One can do nothing at all with a textbook definition of democracy, which again is only a cliché. It is no use to you to know that there are three forms of government, a monarchy, an aristocracy, and a democracy, and that in a monarchy one is at the head, that in an aristocracy several rule, and that in a democracy all rule. It is also no use to you if you know that in the democracy the people rules and that there is the great principle of popular sovereignty. All of that is of no use at all for a human understanding of democracy. One must draw upon other definitions of democracy, which are not intended as definitions in the textbook sense but as empirical observations of intelligent human beings.
I will now give three such definitions. The first is from George Santayana, the American philosopher: Democracy is the unrealizable dream of a society of patrician plebeians. If men were all patricians, which however they are not, then a democracy could work. But since the majority is made up of plebeians, the greatest objections can be raised against the practicability of a democracy.

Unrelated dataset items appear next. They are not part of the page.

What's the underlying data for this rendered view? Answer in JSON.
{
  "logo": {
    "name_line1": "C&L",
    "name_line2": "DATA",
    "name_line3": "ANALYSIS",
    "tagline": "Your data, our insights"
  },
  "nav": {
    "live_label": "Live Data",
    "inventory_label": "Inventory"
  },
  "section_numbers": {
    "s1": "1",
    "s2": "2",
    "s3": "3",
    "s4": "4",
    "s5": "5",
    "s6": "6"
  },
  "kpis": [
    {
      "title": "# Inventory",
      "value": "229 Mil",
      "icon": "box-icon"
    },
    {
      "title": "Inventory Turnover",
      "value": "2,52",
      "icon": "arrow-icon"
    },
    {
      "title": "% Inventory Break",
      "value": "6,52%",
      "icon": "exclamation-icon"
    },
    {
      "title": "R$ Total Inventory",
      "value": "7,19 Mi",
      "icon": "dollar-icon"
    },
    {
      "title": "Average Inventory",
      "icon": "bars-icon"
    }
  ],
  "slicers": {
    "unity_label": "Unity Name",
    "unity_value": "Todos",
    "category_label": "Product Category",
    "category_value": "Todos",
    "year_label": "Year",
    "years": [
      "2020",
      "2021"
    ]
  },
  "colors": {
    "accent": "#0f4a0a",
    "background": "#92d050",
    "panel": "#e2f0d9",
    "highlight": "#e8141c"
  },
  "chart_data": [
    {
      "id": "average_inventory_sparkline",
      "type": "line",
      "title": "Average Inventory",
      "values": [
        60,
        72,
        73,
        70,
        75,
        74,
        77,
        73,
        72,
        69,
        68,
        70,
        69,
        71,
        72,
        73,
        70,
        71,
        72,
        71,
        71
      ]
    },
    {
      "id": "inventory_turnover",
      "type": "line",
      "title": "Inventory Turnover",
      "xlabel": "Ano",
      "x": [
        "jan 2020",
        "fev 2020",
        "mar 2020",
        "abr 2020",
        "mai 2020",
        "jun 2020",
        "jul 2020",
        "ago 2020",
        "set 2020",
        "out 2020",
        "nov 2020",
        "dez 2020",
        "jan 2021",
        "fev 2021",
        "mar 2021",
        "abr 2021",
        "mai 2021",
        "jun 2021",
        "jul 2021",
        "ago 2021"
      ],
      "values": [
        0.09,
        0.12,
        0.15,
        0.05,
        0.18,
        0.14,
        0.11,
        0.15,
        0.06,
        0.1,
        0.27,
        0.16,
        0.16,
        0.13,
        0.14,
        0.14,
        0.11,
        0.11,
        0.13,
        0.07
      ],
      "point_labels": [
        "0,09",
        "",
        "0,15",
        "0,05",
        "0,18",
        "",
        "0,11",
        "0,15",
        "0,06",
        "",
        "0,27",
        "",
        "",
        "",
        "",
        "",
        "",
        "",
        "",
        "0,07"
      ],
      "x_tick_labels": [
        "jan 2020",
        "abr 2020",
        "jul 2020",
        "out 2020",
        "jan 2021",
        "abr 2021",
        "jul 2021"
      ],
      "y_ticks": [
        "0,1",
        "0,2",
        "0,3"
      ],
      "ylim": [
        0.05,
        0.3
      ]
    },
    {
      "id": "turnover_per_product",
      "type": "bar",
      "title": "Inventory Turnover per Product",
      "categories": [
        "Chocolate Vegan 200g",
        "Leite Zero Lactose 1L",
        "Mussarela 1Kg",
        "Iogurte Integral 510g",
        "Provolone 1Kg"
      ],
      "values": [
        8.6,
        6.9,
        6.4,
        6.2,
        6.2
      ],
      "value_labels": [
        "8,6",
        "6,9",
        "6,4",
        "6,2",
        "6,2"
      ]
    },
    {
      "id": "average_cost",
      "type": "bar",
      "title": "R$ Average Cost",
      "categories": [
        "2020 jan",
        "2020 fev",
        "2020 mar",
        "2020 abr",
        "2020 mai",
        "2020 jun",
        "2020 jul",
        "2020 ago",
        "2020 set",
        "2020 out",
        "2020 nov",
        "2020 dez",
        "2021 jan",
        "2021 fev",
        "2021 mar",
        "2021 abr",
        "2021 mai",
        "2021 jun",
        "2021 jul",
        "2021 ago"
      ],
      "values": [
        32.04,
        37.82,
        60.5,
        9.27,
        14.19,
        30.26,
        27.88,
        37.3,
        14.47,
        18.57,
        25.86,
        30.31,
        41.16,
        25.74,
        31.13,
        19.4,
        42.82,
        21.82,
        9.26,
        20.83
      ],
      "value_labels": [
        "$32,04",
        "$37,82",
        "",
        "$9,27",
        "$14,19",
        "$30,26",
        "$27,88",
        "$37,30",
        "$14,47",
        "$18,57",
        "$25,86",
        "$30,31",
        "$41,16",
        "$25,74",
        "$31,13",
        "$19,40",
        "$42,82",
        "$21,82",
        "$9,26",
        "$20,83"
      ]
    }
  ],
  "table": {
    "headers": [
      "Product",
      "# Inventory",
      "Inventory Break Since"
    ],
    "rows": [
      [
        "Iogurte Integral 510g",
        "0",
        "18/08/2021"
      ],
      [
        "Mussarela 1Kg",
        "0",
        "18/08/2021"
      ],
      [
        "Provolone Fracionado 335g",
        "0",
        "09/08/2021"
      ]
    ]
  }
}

You see that this definition is geared to the human problem, but it is no textbook definition. You cannot write it down and take it home as a dogma about democracy. But there are still other views on democracy that complement this one, without their thus being false. [Winston] Churchill once defined democracy as the worst form of government with the exception of all the others. All forms of government are bad, because they have to take account of the human factor of imperfection. Democracy is a wretched form of government simply for the reasons Santayana mentioned in the first definition. . . . A third such definition is from the American humorist Mark Twain, . . . [who] says democracy rests on three factors: freedom of speech, freedom of conscience, and the prudence never to practice either of them.
. . . . Every society that works, a society of patricians, is based on courtesy, on compromises, on concession to the other people. Whoever has a fixed idea and wants this to be carried into effect, that is to say, whoever interprets freedom of speech and freedom of conscience to the effect that the society should behave in the way that he considers right, is not qualified to be citizen of a democracy.
The political interplay of [every functioning society] is patrician. It is based on the fact that one thinks a lot about what the others do, but does not say it; that one is always aware that in the society there is more than one good to achieve, not only the good of freedom, but also the good of security, the good of welfare, and that if I specialized in one or other of these goods, I could thereby bring the whole society into disorder, because I could destroy the balance between the realization of goods on which the society is based. . . . If I harden myself with a particular idea and pursue only this goal, this one good, then in reaction there arises the counterstasis, the counterhardening, and with this the impossibility of social cooperation.